Novartis Pharma AG, Basel, Switzerland.
Clinicoecon Outcomes Res. 2015 Jun 5;7:313-23. doi: 10.2147/CEOR.S75935. eCollection 2015.
Dipeptidyl peptidase-4 (DPP-4) inhibitors are a class of oral antidiabetic agents for the treatment of type 2 diabetes mellitus, which lower blood glucose without causing severe hypoglycemia. However, the first cardiovascular (CV) safety trials have only recently reported their results, and our understanding of these therapies remains incomplete. Using clinical trial simulations, we estimated the effectiveness of DPP-4 inhibitors in preventing major adverse cardiovascular events (MACE) in a population like that enrolled in the SAVOR-TIMI (the Saxagliptin Assessment of Vascular Outcomes Recorded in Patients with Diabetes Mellitus - Thrombolysis in Myocardial Infarction) 53 trial.
We used the Archimedes Model to simulate a clinical trial of individuals (N=11,000) with diagnosed type 2 diabetes and elevated CV risk, based on established disease or multiple risk factors. The DPP-4 class was modeled with a meta-analysis of HbA1c and weight change, pooling results from published trials of alogliptin, linagliptin, saxagliptin, sitagliptin, and vildagliptin. The study treatments were added-on to standard care, and outcomes were tracked for 20 years.
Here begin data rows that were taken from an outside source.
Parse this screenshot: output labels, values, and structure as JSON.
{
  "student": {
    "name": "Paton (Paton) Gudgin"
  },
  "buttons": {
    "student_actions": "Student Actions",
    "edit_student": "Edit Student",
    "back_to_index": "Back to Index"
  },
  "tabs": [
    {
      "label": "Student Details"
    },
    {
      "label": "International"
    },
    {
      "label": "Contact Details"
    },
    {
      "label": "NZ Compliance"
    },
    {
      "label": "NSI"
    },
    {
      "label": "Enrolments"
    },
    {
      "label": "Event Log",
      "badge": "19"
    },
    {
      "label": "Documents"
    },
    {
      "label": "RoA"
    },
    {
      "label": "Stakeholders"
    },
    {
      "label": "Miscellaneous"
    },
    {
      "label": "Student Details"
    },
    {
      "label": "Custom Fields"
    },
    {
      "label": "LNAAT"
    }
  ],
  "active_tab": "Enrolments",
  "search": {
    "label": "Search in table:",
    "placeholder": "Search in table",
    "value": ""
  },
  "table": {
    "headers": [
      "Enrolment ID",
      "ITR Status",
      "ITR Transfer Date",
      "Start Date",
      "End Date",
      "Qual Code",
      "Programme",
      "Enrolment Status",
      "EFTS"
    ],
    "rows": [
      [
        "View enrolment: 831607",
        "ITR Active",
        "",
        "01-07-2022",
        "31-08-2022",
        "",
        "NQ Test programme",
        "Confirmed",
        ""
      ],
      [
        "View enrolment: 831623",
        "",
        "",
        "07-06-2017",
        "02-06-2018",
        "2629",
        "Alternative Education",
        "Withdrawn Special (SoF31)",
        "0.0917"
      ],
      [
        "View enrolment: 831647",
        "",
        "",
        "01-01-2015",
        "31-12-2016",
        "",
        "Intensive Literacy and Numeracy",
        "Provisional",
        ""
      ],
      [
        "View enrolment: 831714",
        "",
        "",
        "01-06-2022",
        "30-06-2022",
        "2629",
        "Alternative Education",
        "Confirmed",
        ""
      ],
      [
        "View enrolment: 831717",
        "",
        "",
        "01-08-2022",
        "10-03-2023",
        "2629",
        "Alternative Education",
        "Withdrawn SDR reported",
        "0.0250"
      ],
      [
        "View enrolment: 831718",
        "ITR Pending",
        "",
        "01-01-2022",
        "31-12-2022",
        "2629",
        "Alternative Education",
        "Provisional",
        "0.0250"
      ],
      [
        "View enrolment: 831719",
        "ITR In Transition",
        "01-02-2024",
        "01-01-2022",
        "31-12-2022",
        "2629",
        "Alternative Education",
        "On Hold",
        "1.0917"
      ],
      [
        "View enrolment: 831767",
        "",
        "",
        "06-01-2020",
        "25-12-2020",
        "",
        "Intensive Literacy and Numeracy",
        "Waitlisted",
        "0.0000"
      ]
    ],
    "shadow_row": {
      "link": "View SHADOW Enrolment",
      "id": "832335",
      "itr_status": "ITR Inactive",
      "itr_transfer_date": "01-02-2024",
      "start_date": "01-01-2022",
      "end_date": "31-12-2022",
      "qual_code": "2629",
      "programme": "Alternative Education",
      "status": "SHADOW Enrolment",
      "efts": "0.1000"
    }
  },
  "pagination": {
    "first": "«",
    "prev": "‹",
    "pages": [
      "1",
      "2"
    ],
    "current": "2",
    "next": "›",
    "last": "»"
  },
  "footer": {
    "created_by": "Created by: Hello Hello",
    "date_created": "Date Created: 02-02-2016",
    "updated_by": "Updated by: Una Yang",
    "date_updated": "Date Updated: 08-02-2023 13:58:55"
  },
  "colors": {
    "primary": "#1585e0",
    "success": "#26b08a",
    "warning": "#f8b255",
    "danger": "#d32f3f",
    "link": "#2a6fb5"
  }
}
The DPP-4 class was associated with an HbA1c drop of 0.66% (0.71%, 0.62%) and a weight drop of 0.14 (-0.07, 0.36) kg. These biomarker improvements produced a relative risk (RR) for MACE at 5 years of 0.977 (0.968, 0.986). The number needed to treat to prevent one occurrence of MACE at 5 years was 327 (233, 550) in the elevated CV risk population.
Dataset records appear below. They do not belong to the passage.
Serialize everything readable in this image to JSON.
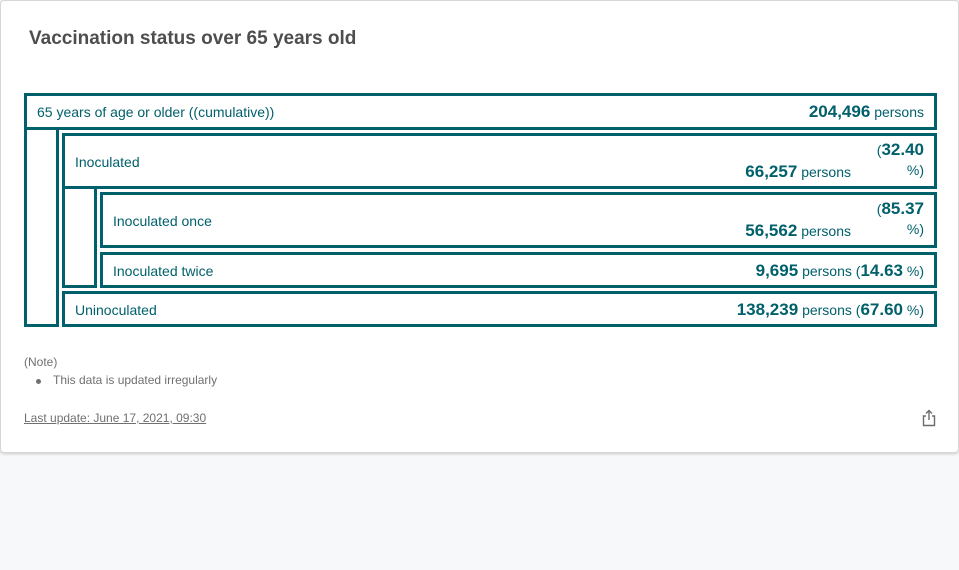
{
  "card": {
    "title": "Vaccination status over 65 years old"
  },
  "rows": {
    "total": {
      "label": "65 years of age or older ((cumulative))",
      "value": "204,496",
      "unit": "persons"
    },
    "inoculated": {
      "label": "Inoculated",
      "value": "66,257",
      "unit": "persons",
      "pct_open": "(",
      "pct": "32.40",
      "pct_close": "%)"
    },
    "once": {
      "label": "Inoculated once",
      "value": "56,562",
      "unit": "persons",
      "pct_open": "(",
      "pct": "85.37",
      "pct_close": "%)"
    },
    "twice": {
      "label": "Inoculated twice",
      "value": "9,695",
      "unit": "persons",
      "pct_open": "(",
      "pct": "14.63",
      "pct_close": "%)"
    },
    "uninoculated": {
      "label": "Uninoculated",
      "value": "138,239",
      "unit": "persons",
      "pct_open": "(",
      "pct": "67.60",
      "pct_close": "%)"
    }
  },
  "note": {
    "heading": "(Note)",
    "items": [
      "This data is updated irregularly"
    ]
  },
  "footer": {
    "last_update": "Last update: June 17, 2021, 09:30",
    "share_icon": "share-icon"
  },
  "colors": {
    "accent": "#00606b",
    "text_muted": "#707070"
  }
}
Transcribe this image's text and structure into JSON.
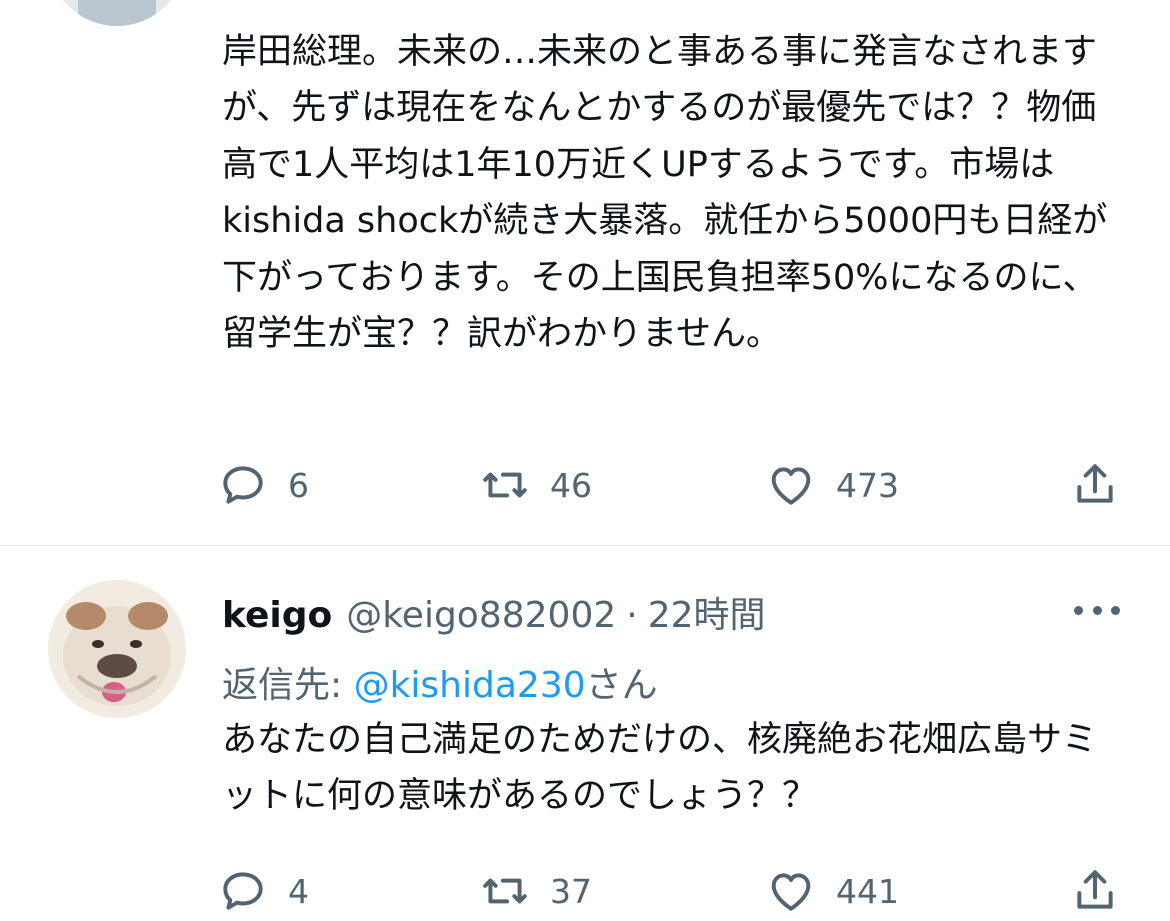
{
  "tweets": [
    {
      "text": "岸田総理。未来の…未来のと事ある事に発言なされますが、先ずは現在をなんとかするのが最優先では？？物価高で1人平均は1年10万近くUPするようです。市場はkishida shockが続き大暴落。就任から5000円も日経が下がっております。その上国民負担率50%になるのに、留学生が宝？？訳がわかりません。",
      "actions": {
        "reply_count": "6",
        "retweet_count": "46",
        "like_count": "473"
      }
    },
    {
      "display_name": "keigo",
      "handle": "@keigo882002",
      "separator": "·",
      "time": "22時間",
      "reply_prefix": "返信先: ",
      "reply_mention": "@kishida230",
      "reply_suffix": "さん",
      "text": "あなたの自己満足のためだけの、核廃絶お花畑広島サミットに何の意味があるのでしょう？？",
      "actions": {
        "reply_count": "4",
        "retweet_count": "37",
        "like_count": "441"
      }
    }
  ],
  "icons": {
    "reply": "reply-icon",
    "retweet": "retweet-icon",
    "like": "heart-icon",
    "share": "share-icon",
    "more": "more-icon"
  },
  "colors": {
    "text": "#0f1419",
    "secondary": "#536471",
    "link": "#1d9bf0",
    "divider": "#e6e9eb"
  }
}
Consistent with recent trial publications, our analysis indicates that DPP-4 inhibitors do not increase the risk of MACE relative to the standard of care. This study provides insights about the long-term benefits of DPP-4 inhibitors and supports the interpretation of the published CV safety trial results.
二肽基肽酶-4(DPP-4)抑制剂是一类用于治疗2型糖尿病的口服抗糖尿病药物,可降低血糖而不引起严重低血糖。然而,首个心血管(CV)安全性试验直到最近才公布结果,我们对这些疗法的了解仍不完整。通过临床试验模拟,我们估计了DPP-4抑制剂在预防像参加SAVOR-TIMI(糖尿病患者血管结局的沙格列汀评估——心肌梗死溶栓)53试验的人群中发生主要不良心血管事件(MACE)方面的有效性。
我们使用阿基米德模型,基于已确诊的疾病或多种风险因素,模拟一项针对11,000名已确诊2型糖尿病且心血管风险升高个体的临床试验。对DPP-4类药物的建模采用糖化血红蛋白(HbA1c)和体重变化的荟萃分析,汇总已发表的阿格列汀、利奈格列汀、沙格列汀、西他列汀和维格列汀试验结果。研究治疗药物添加到标准治疗中,并跟踪20年的结局。
DPP-4类药物与HbA1c下降0.66%(0.71%,0.62%)和体重下降0.14(-0.07,0.36)kg相关。这些生物标志物的改善使5年时发生MACE的相对风险(RR)为0.977(0.968,0.986)。在心血管风险升高的人群中,5年时预防一次MACE发生所需治疗的人数为327(233,550)。
与最近的试验出版物一致,我们的分析表明,相对于标准治疗,DPP-4抑制剂不会增加MACE风险。本研究提供了有关DPP-4抑制剂长期益处的见解,并支持对已发表的心血管安全性试验结果的解读。